SB2024070333 - Multiple vulnerabilities in Talya Informatics Travel APPS
Published: July 3, 2024
Breakdown by Severity
- Low
- Medium
- High
- Critical
Description
This security bulletin contains information about 2 vulnerabilities.
1) Improper access control (CVE-ID: CVE-2024-1153)
CWE-ID: CWE-284 - Improper Access Control
CVSSv4: CVSS:4.0/AV:P/AC:L/AT:N/PR:N/UI:A/VC:H/VI:N/VA:N/SC:N/SI:N/SA:N/E:U/U:Clear
The vulnerability allows a local attacker to gain unauthorized access to otherwise restricted functionality.
The vulnerability exists due to improper access restrictions.

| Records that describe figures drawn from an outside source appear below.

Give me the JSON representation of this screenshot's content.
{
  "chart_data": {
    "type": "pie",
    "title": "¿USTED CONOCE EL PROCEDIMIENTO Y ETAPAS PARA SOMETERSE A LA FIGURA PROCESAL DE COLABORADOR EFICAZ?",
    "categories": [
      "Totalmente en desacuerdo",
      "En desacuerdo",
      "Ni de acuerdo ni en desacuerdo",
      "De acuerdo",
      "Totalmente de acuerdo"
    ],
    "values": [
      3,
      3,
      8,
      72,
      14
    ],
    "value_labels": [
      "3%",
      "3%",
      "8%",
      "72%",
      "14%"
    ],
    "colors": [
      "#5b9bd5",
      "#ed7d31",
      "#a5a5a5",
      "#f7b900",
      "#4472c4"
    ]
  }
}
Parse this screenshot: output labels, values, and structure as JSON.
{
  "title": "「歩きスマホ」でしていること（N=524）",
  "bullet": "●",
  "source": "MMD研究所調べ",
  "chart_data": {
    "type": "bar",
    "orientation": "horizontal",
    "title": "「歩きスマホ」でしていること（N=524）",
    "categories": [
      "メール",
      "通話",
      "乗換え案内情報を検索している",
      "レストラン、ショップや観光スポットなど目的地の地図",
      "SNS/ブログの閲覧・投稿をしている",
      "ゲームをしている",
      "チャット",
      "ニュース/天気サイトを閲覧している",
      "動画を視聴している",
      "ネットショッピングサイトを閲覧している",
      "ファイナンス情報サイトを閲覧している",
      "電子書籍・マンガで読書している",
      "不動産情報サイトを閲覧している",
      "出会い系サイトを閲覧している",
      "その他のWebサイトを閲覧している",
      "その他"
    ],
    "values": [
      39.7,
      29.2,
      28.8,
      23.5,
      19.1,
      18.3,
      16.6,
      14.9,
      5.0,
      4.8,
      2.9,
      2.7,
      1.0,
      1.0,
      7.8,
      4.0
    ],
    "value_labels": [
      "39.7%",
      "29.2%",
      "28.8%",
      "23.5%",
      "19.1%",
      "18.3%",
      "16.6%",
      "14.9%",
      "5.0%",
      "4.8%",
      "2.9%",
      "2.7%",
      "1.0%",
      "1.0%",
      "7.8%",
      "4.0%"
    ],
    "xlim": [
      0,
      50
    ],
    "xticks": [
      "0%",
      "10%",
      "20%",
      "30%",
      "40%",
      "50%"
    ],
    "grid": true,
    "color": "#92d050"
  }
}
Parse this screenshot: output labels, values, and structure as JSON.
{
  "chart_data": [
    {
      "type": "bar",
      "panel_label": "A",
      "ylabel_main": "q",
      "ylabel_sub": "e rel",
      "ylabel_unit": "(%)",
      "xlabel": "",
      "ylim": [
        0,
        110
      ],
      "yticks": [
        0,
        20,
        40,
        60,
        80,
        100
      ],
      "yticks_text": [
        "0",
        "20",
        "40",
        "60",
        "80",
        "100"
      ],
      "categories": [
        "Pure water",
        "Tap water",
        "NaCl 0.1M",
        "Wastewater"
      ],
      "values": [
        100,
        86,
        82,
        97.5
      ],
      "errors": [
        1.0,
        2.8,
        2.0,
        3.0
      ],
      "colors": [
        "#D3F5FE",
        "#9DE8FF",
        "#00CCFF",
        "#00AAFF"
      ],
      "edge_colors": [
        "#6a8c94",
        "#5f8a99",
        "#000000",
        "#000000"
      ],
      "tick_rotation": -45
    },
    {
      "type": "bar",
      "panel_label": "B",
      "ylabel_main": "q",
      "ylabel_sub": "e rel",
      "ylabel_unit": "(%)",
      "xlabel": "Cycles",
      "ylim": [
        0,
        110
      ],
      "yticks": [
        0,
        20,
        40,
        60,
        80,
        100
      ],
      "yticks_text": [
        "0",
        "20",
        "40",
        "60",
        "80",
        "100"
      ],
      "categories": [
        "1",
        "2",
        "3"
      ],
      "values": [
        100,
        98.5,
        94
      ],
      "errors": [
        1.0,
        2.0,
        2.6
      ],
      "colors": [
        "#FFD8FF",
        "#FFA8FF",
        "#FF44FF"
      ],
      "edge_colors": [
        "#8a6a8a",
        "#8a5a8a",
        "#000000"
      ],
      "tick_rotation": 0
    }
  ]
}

An attacker with physical access can bypass implemented security restrictions and obtain sensitive information
2) Authorization bypass through user-controlled key (CVE-ID: CVE-2024-1107)
CWE-ID: CWE-639 - Authorization Bypass Through User-Controlled Key
CVSSv4: CVSS:4.0/AV:N/AC:L/AT:N/PR:L/UI:N/VC:H/VI:H/VA:H/SC:N/SI:N/SA:N/E:U/U:Green
The vulnerability allows a remote attacker to bypass authentication process.
The vulnerability exists due to authorization bypass through user-controlled key. A remote user can send a specially crafted request and bypass authorization.
Remediation
Install update from vendor's website.